Within the span of one week, the executive producer, writer and creator of "Sports Night" picked up awards for his ABC dramedy from the Producer's Guild and from TV Guide, which bills the half-hour program as "the best show you're not watching."
At the same time, he's working on what might be the show's farewell.
"I have to allow for the possibility that I'm not just writing the season finale, that I'm writing the series finale," says Sorkin, who's also writes and produces "The West Wing" on NBC. "And that's going to be a really hard thing to do."
The show's fans tune into the show -- set on the set of a fictional, ESPN "Sports Center"-like show -- for its snappy dialogue and complex character relationships. When Robert Guillaume, who plays the show's executive producer, suffered a stroke last year in real life, his character on the show did, too.
But his illness wasn't as traumatic for the program as its consistently low ratings against the Tuesday night competition. ABC, disappointed with the series' ratings, has routinely pulled it from the schedule during sweeps while banking on multiple rounds of "Who Wants to Be a Millionaire."
"If I were running a television network, I would do a terrible job," Sorkin says. "That said, it would have been nice in sweeps month to have that as our lead-in."
Winning 'West Wing'
"The West Wing" is faring better on NBC, rewarding Sorkin for what often is a challenging writing schedule. He writes pages of dialogue for the two shows each week, and says that recently he "lapped" himself: "I turned in a script the day the next script was supposed to be due."

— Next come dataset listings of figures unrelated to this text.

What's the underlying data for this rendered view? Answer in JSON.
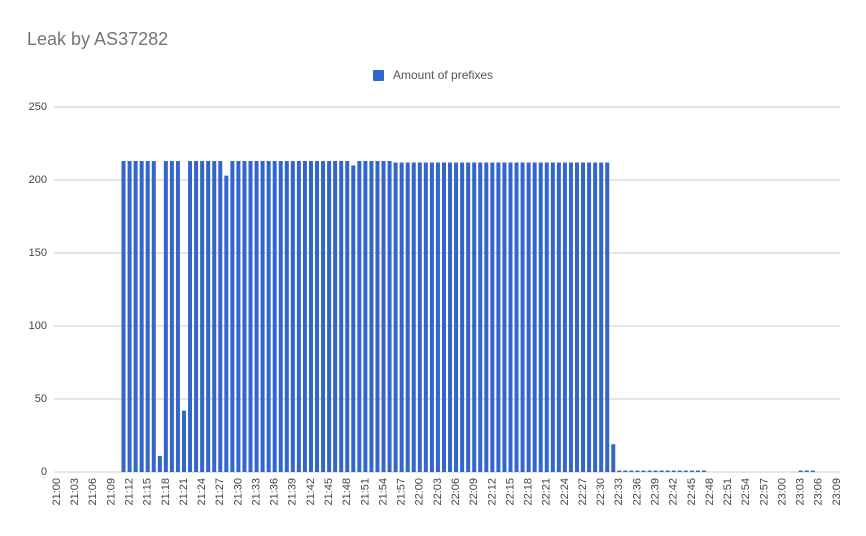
{
  "chart_data": {
    "type": "bar",
    "title": "Leak by AS37282",
    "categories": [
      "21:00",
      null,
      null,
      "21:03",
      null,
      null,
      "21:06",
      null,
      null,
      "21:09",
      null,
      null,
      "21:12",
      null,
      null,
      "21:15",
      null,
      null,
      "21:18",
      null,
      null,
      "21:21",
      null,
      null,
      "21:24",
      null,
      null,
      "21:27",
      null,
      null,
      "21:30",
      null,
      null,
      "21:33",
      null,
      null,
      "21:36",
      null,
      null,
      "21:39",
      null,
      null,
      "21:42",
      null,
      null,
      "21:45",
      null,
      null,
      "21:48",
      null,
      null,
      "21:51",
      null,
      null,
      "21:54",
      null,
      null,
      "21:57",
      null,
      null,
      "22:00",
      null,
      null,
      "22:03",
      null,
      null,
      "22:06",
      null,
      null,
      "22:09",
      null,
      null,
      "22:12",
      null,
      null,
      "22:15",
      null,
      null,
      "22:18",
      null,
      null,
      "22:21",
      null,
      null,
      "22:24",
      null,
      null,
      "22:27",
      null,
      null,
      "22:30",
      null,
      null,
      "22:33",
      null,
      null,
      "22:36",
      null,
      null,
      "22:39",
      null,
      null,
      "22:42",
      null,
      null,
      "22:45",
      null,
      null,
      "22:48",
      null,
      null,
      "22:51",
      null,
      null,
      "22:54",
      null,
      null,
      "22:57",
      null,
      null,
      "23:00",
      null,
      null,
      "23:03",
      null,
      null,
      "23:06",
      null,
      null,
      "23:09"
    ],
    "series": [
      {
        "name": "Amount of prefixes",
        "color": "#3366cc",
        "values": [
          0,
          0,
          0,
          0,
          0,
          0,
          0,
          0,
          0,
          0,
          0,
          213,
          213,
          213,
          213,
          213,
          213,
          11,
          213,
          213,
          213,
          42,
          213,
          213,
          213,
          213,
          213,
          213,
          203,
          213,
          213,
          213,
          213,
          213,
          213,
          213,
          213,
          213,
          213,
          213,
          213,
          213,
          213,
          213,
          213,
          213,
          213,
          213,
          213,
          210,
          213,
          213,
          213,
          213,
          213,
          213,
          212,
          212,
          212,
          212,
          212,
          212,
          212,
          212,
          212,
          212,
          212,
          212,
          212,
          212,
          212,
          212,
          212,
          212,
          212,
          212,
          212,
          212,
          212,
          212,
          212,
          212,
          212,
          212,
          212,
          212,
          212,
          212,
          212,
          212,
          212,
          212,
          19,
          1,
          1,
          1,
          1,
          1,
          1,
          1,
          1,
          1,
          1,
          1,
          1,
          1,
          1,
          1,
          0,
          0,
          0,
          0,
          0,
          0,
          0,
          0,
          0,
          0,
          0,
          0,
          0,
          0,
          0,
          1,
          1,
          1,
          0,
          0,
          0,
          0
        ]
      }
    ],
    "ylim": [
      0,
      250
    ],
    "yticks": [
      0,
      50,
      100,
      150,
      200,
      250
    ],
    "grid": true,
    "legend": "top"
  }
}
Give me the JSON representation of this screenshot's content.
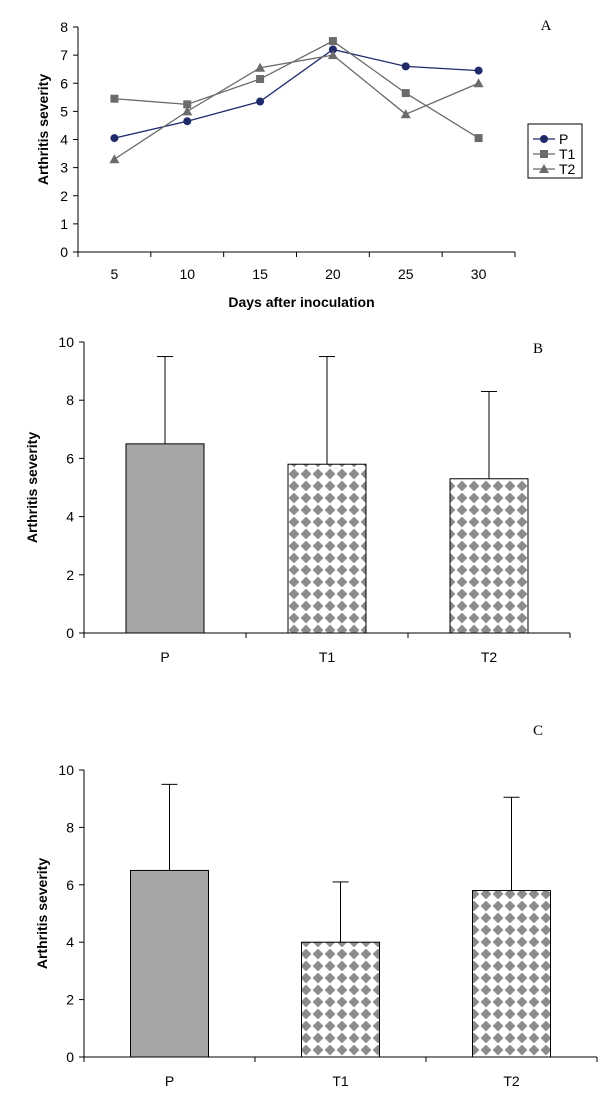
{
  "colors": {
    "P": "#1f2a6b",
    "T1": "#6b6b6b",
    "T2": "#6b6b6b",
    "bar_solid": "#a6a6a6",
    "pattern": "#8c8c8c"
  },
  "chart_data": [
    {
      "panel": "A",
      "type": "line",
      "xlabel": "Days after inoculation",
      "ylabel": "Arthritis severity",
      "x": [
        5,
        10,
        15,
        20,
        25,
        30
      ],
      "ylim": [
        0,
        8
      ],
      "yticks": [
        0,
        1,
        2,
        3,
        4,
        5,
        6,
        7,
        8
      ],
      "grid": false,
      "legend_position": "right",
      "series": [
        {
          "name": "P",
          "marker": "circle",
          "values": [
            4.05,
            4.65,
            5.35,
            7.2,
            6.6,
            6.45
          ]
        },
        {
          "name": "T1",
          "marker": "square",
          "values": [
            5.45,
            5.25,
            6.15,
            7.5,
            5.65,
            4.05
          ]
        },
        {
          "name": "T2",
          "marker": "triangle",
          "values": [
            3.3,
            5.0,
            6.55,
            7.0,
            4.9,
            6.0
          ]
        }
      ]
    },
    {
      "panel": "B",
      "type": "bar",
      "ylabel": "Arthritis severity",
      "categories": [
        "P",
        "T1",
        "T2"
      ],
      "values": [
        6.5,
        5.8,
        5.3
      ],
      "error_upper": [
        9.5,
        9.5,
        8.3
      ],
      "fills": [
        "solid",
        "pattern",
        "pattern"
      ],
      "ylim": [
        0,
        10
      ],
      "yticks": [
        0,
        2,
        4,
        6,
        8,
        10
      ],
      "grid": false
    },
    {
      "panel": "C",
      "type": "bar",
      "ylabel": "Arthritis severity",
      "categories": [
        "P",
        "T1",
        "T2"
      ],
      "values": [
        6.5,
        4.0,
        5.8
      ],
      "error_upper": [
        9.5,
        6.1,
        9.05
      ],
      "fills": [
        "solid",
        "pattern",
        "pattern"
      ],
      "ylim": [
        0,
        10
      ],
      "yticks": [
        0,
        2,
        4,
        6,
        8,
        10
      ],
      "grid": false
    }
  ]
}
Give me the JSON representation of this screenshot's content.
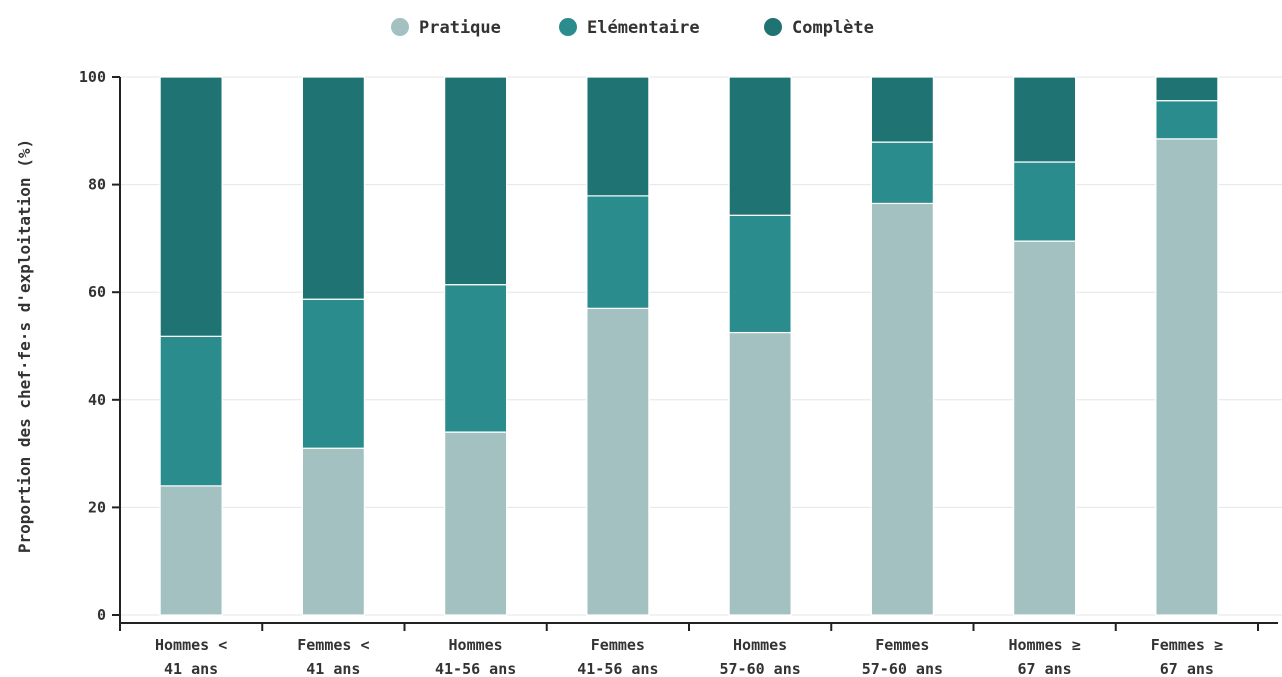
{
  "chart_data": {
    "type": "bar",
    "stacked": true,
    "title": "",
    "xlabel": "",
    "ylabel": "Proportion des chef·fe·s d'exploitation (%)",
    "ylim": [
      0,
      100
    ],
    "yticks": [
      0,
      20,
      40,
      60,
      80,
      100
    ],
    "grid": "horizontal",
    "legend_position": "top",
    "categories": [
      [
        "Hommes <",
        "41 ans"
      ],
      [
        "Femmes <",
        "41 ans"
      ],
      [
        "Hommes",
        "41-56 ans"
      ],
      [
        "Femmes",
        "41-56 ans"
      ],
      [
        "Hommes",
        "57-60 ans"
      ],
      [
        "Femmes",
        "57-60 ans"
      ],
      [
        "Hommes ≥",
        "67 ans"
      ],
      [
        "Femmes ≥",
        "67 ans"
      ]
    ],
    "series": [
      {
        "name": "Pratique",
        "color": "#a3c1c0",
        "values": [
          24,
          31,
          34,
          57,
          52.5,
          76.5,
          69.5,
          88.5
        ]
      },
      {
        "name": "Elémentaire",
        "color": "#2a8c8c",
        "values": [
          27.8,
          27.7,
          27.4,
          20.9,
          21.8,
          11.4,
          14.7,
          7.1
        ]
      },
      {
        "name": "Complète",
        "color": "#207373",
        "values": [
          48.2,
          41.3,
          38.6,
          22.1,
          25.7,
          12.1,
          15.8,
          4.4
        ]
      }
    ]
  }
}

Martin Sheen plays United States President Josiah Bartlet on the show, with a staff of advisors including Rob Lowe and Allison Janney. Their Hollywood version of the Oval Office mirrors the real thing, and Washington's power players are regular viewers.
"I send them a lot of 'West Wing' hats, and they send me a lot of White House T-shirts and that kind of thing," Sorkin says. "And usually on Thursday mornings" -- the show airs Wednesday nights -- "I'll get two or three e-mails from people in the White House."
Behind the scenes, Sorkin has his own private "Crossfire." His political consultants, including former White House Press Secretary DeeDee Myers, are a contentious bunch, he says.
"I can kind of put any piece of red meat out on the table -- census, proportional response, slavery reparations -- and get them fighting about it," Sorkin says.
Those arguments, he says, often end up on the screen.
A future for 'Sports Night'?
Sorkin has no plans to include the presidential race in his series. Rather, his most important political campaign is keeping "Sports Night" on the air.
He has some help from viewers: A variety of Web sites shows that ardent fans are campaigning for the show to stay on the air -- whether on ABC or another network.
And other networks have, in fact, expressed interest in the show, even though ABC hasn't sounded "Sports Night"'s death knell. "It's nice to know that if there isn't a future for us at ABC," Sorkin says, "that there might be at NBC or HBO."
But until ABC drops the axe on "the best show you're not watching," Sorkin will just keep on writing.